The prophet Jeremiah was deeply unpopular. He went around telling people that they had turned their backs on God and God’s law; he said that the priests and prophets and leaders of the kingdom were leading people astray; he said that the end of all of this would be destruction at the hands of the Babylonians. It didn’t win him many friends. In fact, people repeatedly tried to kill him. That was the acclaim that Jeremiah got in his own day for sharing God’s word. Not a book deal; not an interview on television. He got thrown in the bottom of a well and left for dead. Hardly the sort of thing that is going to inspire many would-be televangelists. But his message was tested, and his message was true.
Jesus warned his followers repeatedly that following him and ministering in his name would at times prove extremely unpopular. Causing division, and not peace. Resulting in rejection by one’s loved ones, and even possibly a cross of one’s own. Jesus’s first sermon was in his hometown and as soon as it was over folks wanted to kill him. That was his reward for calling people to greater holiness. Jesus may have been popular among some of his loyal followers, but we have to always remember that at the end of the day, when Pilate put it to a popular vote, the crowd chose Barabas. Democracy and Christianity do make strange bedfellows if you really think about it. Humans don’t exactly have a history of making good choices. Jesus knew that. Jesus’s word was tested, and Jesus’s word was true.

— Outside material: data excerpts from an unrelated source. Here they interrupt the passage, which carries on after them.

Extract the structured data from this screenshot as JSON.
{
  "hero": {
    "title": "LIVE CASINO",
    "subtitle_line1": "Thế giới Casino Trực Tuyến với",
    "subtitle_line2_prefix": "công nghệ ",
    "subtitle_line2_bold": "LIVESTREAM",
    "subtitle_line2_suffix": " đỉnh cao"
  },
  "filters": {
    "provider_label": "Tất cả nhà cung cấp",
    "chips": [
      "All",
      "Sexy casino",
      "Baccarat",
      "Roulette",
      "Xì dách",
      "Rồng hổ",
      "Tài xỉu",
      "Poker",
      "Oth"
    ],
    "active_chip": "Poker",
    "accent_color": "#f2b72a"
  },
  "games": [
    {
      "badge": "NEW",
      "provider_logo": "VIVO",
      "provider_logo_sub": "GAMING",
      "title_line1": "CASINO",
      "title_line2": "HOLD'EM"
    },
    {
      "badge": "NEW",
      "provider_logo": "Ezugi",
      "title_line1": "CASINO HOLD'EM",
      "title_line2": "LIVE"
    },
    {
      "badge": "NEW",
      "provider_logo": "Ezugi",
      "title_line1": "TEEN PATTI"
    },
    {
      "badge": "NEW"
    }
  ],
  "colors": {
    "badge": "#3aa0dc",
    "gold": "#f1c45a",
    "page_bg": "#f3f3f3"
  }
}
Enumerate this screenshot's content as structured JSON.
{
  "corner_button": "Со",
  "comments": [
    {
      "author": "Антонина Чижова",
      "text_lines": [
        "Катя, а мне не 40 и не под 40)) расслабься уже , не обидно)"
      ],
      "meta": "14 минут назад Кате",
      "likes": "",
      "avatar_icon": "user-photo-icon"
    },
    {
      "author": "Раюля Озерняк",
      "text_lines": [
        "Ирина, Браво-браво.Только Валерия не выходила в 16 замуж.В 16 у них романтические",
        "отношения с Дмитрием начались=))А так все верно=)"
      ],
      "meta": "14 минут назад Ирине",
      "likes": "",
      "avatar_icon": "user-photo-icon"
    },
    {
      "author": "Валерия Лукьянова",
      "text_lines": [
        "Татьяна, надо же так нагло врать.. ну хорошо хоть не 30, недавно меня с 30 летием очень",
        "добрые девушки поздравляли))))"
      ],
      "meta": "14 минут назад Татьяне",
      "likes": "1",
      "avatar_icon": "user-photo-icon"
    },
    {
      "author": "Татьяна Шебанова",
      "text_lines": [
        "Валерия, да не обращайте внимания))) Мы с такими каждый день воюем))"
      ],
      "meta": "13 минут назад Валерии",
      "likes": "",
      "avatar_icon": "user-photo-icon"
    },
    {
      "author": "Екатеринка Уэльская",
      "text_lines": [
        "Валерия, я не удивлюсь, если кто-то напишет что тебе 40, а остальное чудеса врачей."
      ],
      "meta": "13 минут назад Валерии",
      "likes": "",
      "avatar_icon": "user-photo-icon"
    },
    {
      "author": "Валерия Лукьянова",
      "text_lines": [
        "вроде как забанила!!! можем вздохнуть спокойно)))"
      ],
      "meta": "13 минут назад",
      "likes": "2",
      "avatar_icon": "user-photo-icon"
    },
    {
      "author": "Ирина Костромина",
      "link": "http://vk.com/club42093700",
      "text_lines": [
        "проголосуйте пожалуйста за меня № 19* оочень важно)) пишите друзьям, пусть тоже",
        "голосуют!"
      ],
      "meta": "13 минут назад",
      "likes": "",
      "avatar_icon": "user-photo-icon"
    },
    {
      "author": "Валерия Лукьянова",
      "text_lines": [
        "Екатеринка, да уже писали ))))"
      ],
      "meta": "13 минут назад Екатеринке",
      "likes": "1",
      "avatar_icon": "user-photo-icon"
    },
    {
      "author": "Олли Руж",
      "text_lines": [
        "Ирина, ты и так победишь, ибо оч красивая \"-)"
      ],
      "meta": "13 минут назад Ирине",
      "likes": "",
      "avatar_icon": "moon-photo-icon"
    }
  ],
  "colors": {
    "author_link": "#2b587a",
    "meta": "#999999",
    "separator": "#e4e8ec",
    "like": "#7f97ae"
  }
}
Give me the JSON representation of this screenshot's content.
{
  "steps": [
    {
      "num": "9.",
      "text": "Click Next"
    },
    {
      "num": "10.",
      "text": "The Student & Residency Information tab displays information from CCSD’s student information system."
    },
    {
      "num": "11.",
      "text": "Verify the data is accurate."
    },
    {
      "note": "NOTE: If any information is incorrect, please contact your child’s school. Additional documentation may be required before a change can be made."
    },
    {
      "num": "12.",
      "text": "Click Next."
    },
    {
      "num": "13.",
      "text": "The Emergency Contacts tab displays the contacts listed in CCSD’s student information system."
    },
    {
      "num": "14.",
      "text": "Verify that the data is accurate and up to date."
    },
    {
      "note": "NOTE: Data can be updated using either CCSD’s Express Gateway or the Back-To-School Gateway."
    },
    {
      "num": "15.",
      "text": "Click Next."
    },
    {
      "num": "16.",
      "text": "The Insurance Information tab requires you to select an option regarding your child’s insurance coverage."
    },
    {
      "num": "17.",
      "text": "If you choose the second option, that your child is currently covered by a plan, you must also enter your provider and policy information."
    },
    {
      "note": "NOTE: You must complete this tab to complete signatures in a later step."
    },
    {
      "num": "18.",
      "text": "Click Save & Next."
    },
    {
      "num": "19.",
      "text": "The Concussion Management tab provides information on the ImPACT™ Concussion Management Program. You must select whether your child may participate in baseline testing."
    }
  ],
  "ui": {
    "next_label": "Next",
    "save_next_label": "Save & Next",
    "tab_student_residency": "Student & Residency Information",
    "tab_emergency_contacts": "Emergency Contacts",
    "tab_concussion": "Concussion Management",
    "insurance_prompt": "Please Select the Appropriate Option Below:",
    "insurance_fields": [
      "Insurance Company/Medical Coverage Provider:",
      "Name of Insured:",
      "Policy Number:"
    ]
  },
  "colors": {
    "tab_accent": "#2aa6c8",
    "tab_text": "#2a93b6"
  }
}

Being popular, and being correct or being on the right side or being true to God, or even being wise, these are not always the same thing; they are often at odds with one another. Discerning the will of God is never as simple as putting things to a vote, ever. So we need to be careful whenever we are ascribing divine will to things, or individuals, or to messages that are popular in our own day. Jesus reminds us in the gospel this morning that we are better at predicting the weather than we are at interpreting the age we live in, and truthfully we aren’t THAT good at predicting the weather. It can take a long time to know which leaders in our own age are true prophets, and which ones are just interpreting their own wishes as the will of God, so be careful out there. Because you can’t just trust all of us. Not all the time. The message, the word, needs to be tested. Sometimes it may represent timeless, divine truth, and sometimes it may be just what we want to hear in the moment.
There was a dean of St. Paul’s Cathedral in London in the early 20th century called William Inge who famously wrote: “The church that marries the spirit of the age, becomes a widow in the next generation.” We should always be suspicious of being too popular, too contemporary or too hip, because popularity has nothing to do with the will of God. And what is popular today will be dated and unpopular tomorrow. The most dated prayer in our prayer book, isn’t the Rite I prayers that we use here; it is Eucharistic Prayer C, which was written in the 60s and talks about the vast expanse of interstellar space. That might have sounded cool 50 years ago, but now it kinda feels like that polyester jumpsuit hanging in the back of your closet. It seemed like a good idea at the time, but not every innovation is worthy of holding on to. Things that are popular in the moment don’t always have lasting value. Incidentally, Dean Inge also had some other opinions on things like eugenics, that now we would consider totally abhorrent, so like I said, you just can’t trust the clergy. Not all the time. The message needs to be tested.
One of the reasons why I am such a strong believer in tradition is not just because I like old fashioned things. I do like old fashioned things, but that is beside the point. I believe in tradition, specifically church tradition, because it has been tested by time. Discernment has happened, not just by one priest or prophet, but by generations of faithful people. All that discernment, all that time just has a way of sorting through that which has lasting value, the things that are of God, from the stuff that just represents the spirit of the age. Traditions have been tested.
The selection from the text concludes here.